Poster
in
Workshop: Combining Theory and Benchmarks: Towards A Virtuous Cycle to Understand and Guarantee Foundation Model Performance Thu, Jul 9, 2026 • 7:00 PM – 8:00 PM PDT

MultiVulnBench: A Large-Scale Benchmark for Count Bias in LLM-Based Multi-Vulnerability Detection

Manan Gupta ⋅ Chinmay Pushkar ⋅ Sanchit Kabra ⋅ Dhruv Kumar ⋅ Jagat S Challa

Project Page

Abstract

Large Language Models (LLMs) achieve near-perfect performance on single-vulnerability detection yet suffer a systematic, underexplored failure when files contain multiple co-located vulnerabilities: recall collapses as vulnerability density grows, a phenomenon we term $\textbf{count bias}$. Existing benchmarks frame detection as binary classification of individual functions and cannot expose this failure mode. We present $\textbf{MultiVulnBench}$, the first large-scale benchmark designed to measure count bias in LLM-based vulnerability detection. MultiVulnBench comprises $\textbf{20,000 files}$ across four languages (Python, C, C++, JavaScript) at five controlled density levels ($N \in \{0,1,3,5,9\}$ vulnerabilities/file), evaluated with five state-of-the-art LLMs under zero-shot prompting.

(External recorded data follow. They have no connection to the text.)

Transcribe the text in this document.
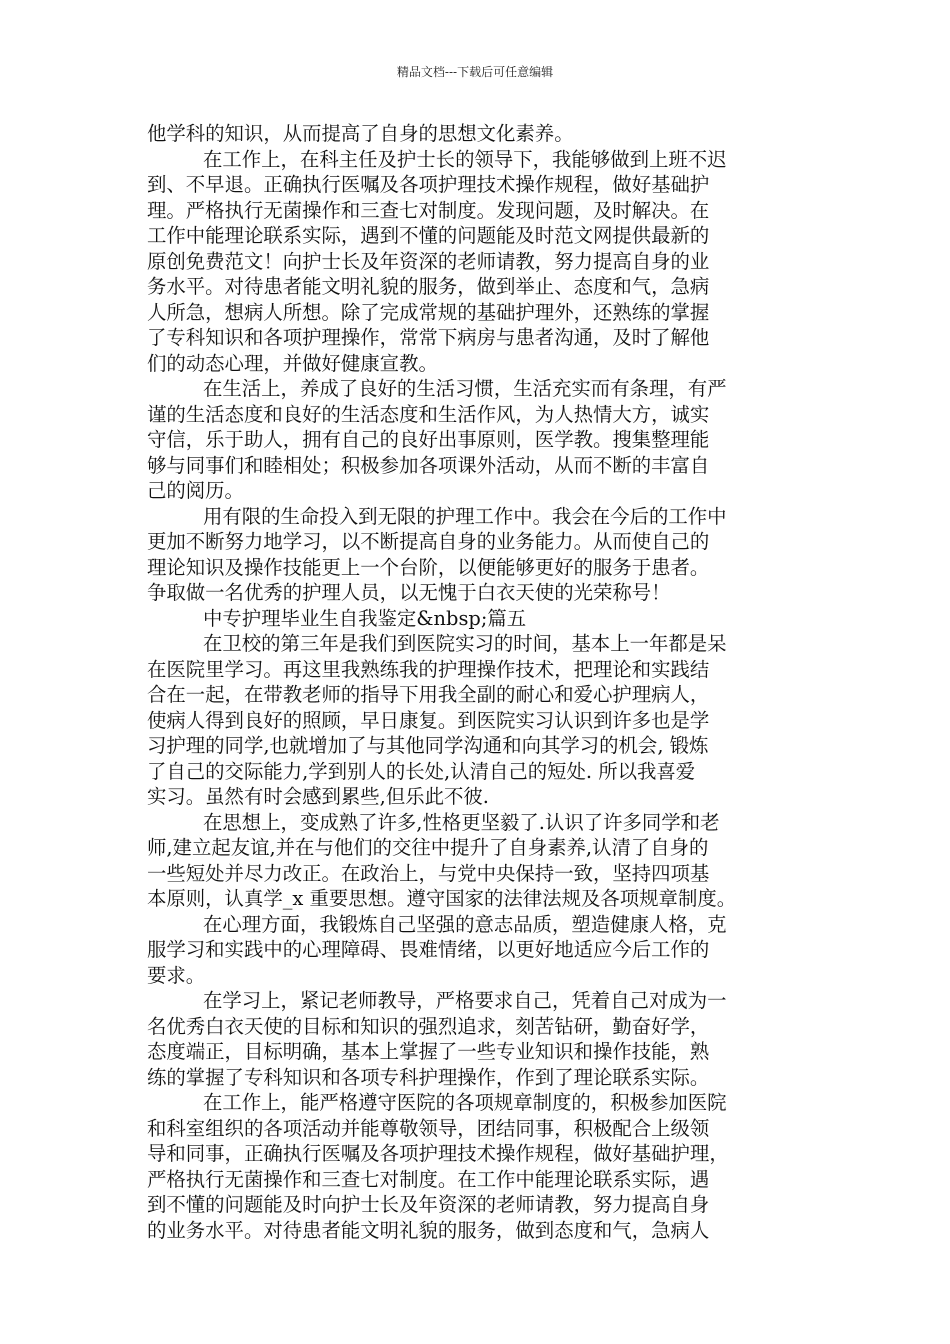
精品文档---下载后可任意编辑
他学科的知识，从而提高了自身的思想文化素养。
在工作上，在科主任及护士长的领导下，我能够做到上班不迟
到、不早退。正确执行医嘱及各项护理技术操作规程，做好基础护
理。严格执行无菌操作和三查七对制度。发现问题，及时解决。在
工作中能理论联系实际，遇到不懂的问题能及时范文网提供最新的
原创免费范文！向护士长及年资深的老师请教，努力提高自身的业
务水平。对待患者能文明礼貌的服务，做到举止、态度和气，急病
人所急，想病人所想。除了完成常规的基础护理外，还熟练的掌握
了专科知识和各项护理操作，常常下病房与患者沟通，及时了解他
们的动态心理，并做好健康宣教。
在生活上，养成了良好的生活习惯，生活充实而有条理，有严
谨的生活态度和良好的生活态度和生活作风，为人热情大方，诚实
守信，乐于助人，拥有自己的良好出事原则，医学教。搜集整理能
够与同事们和睦相处；积极参加各项课外活动，从而不断的丰富自
己的阅历。
用有限的生命投入到无限的护理工作中。我会在今后的工作中
更加不断努力地学习，以不断提高自身的业务能力。从而使自己的
理论知识及操作技能更上一个台阶，以便能够更好的服务于患者。
争取做一名优秀的护理人员，以无愧于白衣天使的光荣称号！
中专护理毕业生自我鉴定&nbsp;篇五
在卫校的第三年是我们到医院实习的时间，基本上一年都是呆
在医院里学习。再这里我熟练我的护理操作技术，把理论和实践结
合在一起，在带教老师的指导下用我全副的耐心和爱心护理病人，
使病人得到良好的照顾，早日康复。到医院实习认识到许多也是学
习护理的同学,也就增加了与其他同学沟通和向其学习的机会, 锻炼
了自己的交际能力,学到别人的长处,认清自己的短处. 所以我喜爱
实习。虽然有时会感到累些,但乐此不彼.
在思想上，变成熟了许多,性格更坚毅了.认识了许多同学和老
师,建立起友谊,并在与他们的交往中提升了自身素养,认清了自身的
一些短处并尽力改正。在政治上，与党中央保持一致，坚持四项基
本原则，认真学_x 重要思想。遵守国家的法律法规及各项规章制度。
在心理方面，我锻炼自己坚强的意志品质，塑造健康人格，克
服学习和实践中的心理障碍、畏难情绪，以更好地适应今后工作的
要求。
在学习上，紧记老师教导，严格要求自己，凭着自己对成为一
名优秀白衣天使的目标和知识的强烈追求，刻苦钻研，勤奋好学，
态度端正，目标明确，基本上掌握了一些专业知识和操作技能，熟
练的掌握了专科知识和各项专科护理操作，作到了理论联系实际。
在工作上，能严格遵守医院的各项规章制度的，积极参加医院
和科室组织的各项活动并能尊敬领导，团结同事，积极配合上级领
导和同事，正确执行医嘱及各项护理技术操作规程，做好基础护理，
严格执行无菌操作和三查七对制度。在工作中能理论联系实际，遇
到不懂的问题能及时向护士长及年资深的老师请教，努力提高自身
的业务水平。对待患者能文明礼貌的服务，做到态度和气，急病人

We introduce the $\textbf{ExactFile}$ metric, the fraction of files where the model identifies all vulnerabilities correctly, which captures complete audit accuracy better than F1 alone. Our central finding is that count bias is both universal and catastrophic: at $N=9$, ExactFile accuracy falls to single digits for every model and language, regardless of model size or family. Mistral-3.2-24B achieves $F_1=0.974$ with $95.8\%$ ExactFile on JavaScript at $N=1$; by $N=9$ this collapses to $F_1=0.577$ (-41%) with ExactFile of $5.2\%$, meaning the model produces a complete, correct audit less than 1 in 20 times. All five models share the same failure signature: Precision stays near $1.0$ while Recall collapses, confirming a systematic under-prediction rather than mis-classification. Count error, measured by Mean Absolute Error on predicted vulnerability counts, grows monotonically with $N$ for all models. We additionally expose a dataset composition pathology, CWE homogeneity at specific density levels, that inflates apparent performance and must be controlled in future benchmark design.